Patil Nikunj, Dube Sheen, Mutua Florence, Kakumanu Saranya, Shankar Jai Jai, Sinha Namita, Pareek Vibhay
Radiation Oncology, CancerCare Manitoba, Winnipeg, CAN.
Biochemistry, University of Winnipeg, Winnipeg, CAN.
Cureus. 2025 Jul 24;17(7):e88667. doi: 10.7759/cureus.88667. eCollection 2025 Jul.

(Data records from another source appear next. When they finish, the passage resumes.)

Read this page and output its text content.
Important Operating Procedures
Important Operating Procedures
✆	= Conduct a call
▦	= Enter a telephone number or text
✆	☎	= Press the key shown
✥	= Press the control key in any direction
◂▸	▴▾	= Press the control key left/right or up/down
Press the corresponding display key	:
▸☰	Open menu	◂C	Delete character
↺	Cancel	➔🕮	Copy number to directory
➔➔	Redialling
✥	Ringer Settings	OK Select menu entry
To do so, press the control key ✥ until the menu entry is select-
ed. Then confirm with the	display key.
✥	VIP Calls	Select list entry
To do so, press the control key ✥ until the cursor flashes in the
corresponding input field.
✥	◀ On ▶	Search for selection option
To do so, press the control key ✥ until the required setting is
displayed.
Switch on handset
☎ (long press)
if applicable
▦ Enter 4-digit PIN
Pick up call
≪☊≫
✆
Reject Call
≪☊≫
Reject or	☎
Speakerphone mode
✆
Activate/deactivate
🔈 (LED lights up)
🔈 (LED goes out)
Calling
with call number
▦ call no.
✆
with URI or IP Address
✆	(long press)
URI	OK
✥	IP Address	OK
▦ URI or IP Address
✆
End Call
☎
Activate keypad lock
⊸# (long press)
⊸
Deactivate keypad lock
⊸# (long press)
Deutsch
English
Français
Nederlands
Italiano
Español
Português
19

Introduction Glioblastoma (GBM) is a highly aggressive brain tumor with a poor prognosis. Molecular classification has redefined GBM subtypes, but survival differences between histological GBM (h-GBM) and molecular GBM (mol-GBM) remain underexplored. This study uses propensity score matching (PSM) to compare survival outcomes, accounting for clinical confounders. Methods A retrospective cohort of isocitrate dehydrogenase (IDH)-wildtype GBM patients was analyzed using 1:1 nearest-neighbor PSM, balancing age (<64 or ≥64 years), O6-methylguanine-DNA methyltransferase (MGMT) methylation status, and radiotherapy (RT) dose. Kaplan-Meier estimates and log-rank tests were used to compare the overall survival (OS) and progression-free survival (PFS) between h-GBM and mol-GBM. Results The matched cohort included 26 h-GBM and 26 mol-GBM patients. Median OS was 15.2 months for mol-GBM vs. 14.2 months for h-GBM (p=0.238). Mol-GBM showed significantly longer PFS (11.8 vs. 8.0 months, p=0.005). In MGMT-unmethylated patients, mol-GBM had superior OS (15.2 vs. 12.7 months, p=0.030) and PFS (13.1 vs. 7.8 months, p<0.001). Higher RT dose (60 Gy/30 fractions) improved OS (22.1 vs. 13.3 months, p=0.010) and PFS (10.8 vs. 8.7 months, p=0.020) in mol-GBM. Conclusion Molecular classification significantly influences GBM prognosis, with mol-GBM demonstrating better PFS and selective OS benefits in MGMT-unmethylated patients. Higher RT doses enhance outcomes, supporting personalized treatment strategies. Validation in larger cohorts is needed.
引言
胶质母细胞瘤(GBM)是一种侵袭性很强的脑肿瘤,预后较差。分子分类重新定义了GBM亚型,但组织学GBM(h-GBM)和分子GBM(mol-GBM)之间的生存差异仍未得到充分研究。本研究使用倾向评分匹配(PSM)来比较生存结果,并考虑临床混杂因素。
方法
采用1:1最近邻PSM分析异柠檬酸脱氢酶(IDH)野生型GBM患者的回顾性队列,平衡年龄(<64岁或≥64岁)、O6-甲基鸟嘌呤-DNA甲基转移酶(MGMT)甲基化状态和放疗(RT)剂量。采用Kaplan-Meier估计法和对数秩检验比较h-GBM和mol-GBM之间的总生存期(OS)和无进展生存期(PFS)。
结果
匹配队列包括26例h-GBM患者和26例mol-GBM患者。mol-GBM的中位OS为15.2个月,h-GBM为14.2个月(p = 0.238)。mol-GBM显示出显著更长的PFS(11.8个月对8.0个月,p = 0.005)。在MGMT未甲基化的患者中,mol-GBM具有更好的OS(15.2个月对12.7个月,p = 0.030)和PFS(13.1个月对7.8个月,p<0.001)。更高的RT剂量(60 Gy/30分次)改善了mol-GBM的OS(22.1个月对13.3个月,p = 0.010)和PFS(10.8个月对8.7个月,p = 0.020)。
结论
分子分类对GBM预后有显著影响,mol-GBM在MGMT未甲基化的患者中显示出更好的PFS和选择性OS获益。更高的RT剂量可改善预后,支持个性化治疗策略。需要在更大的队列中进行验证。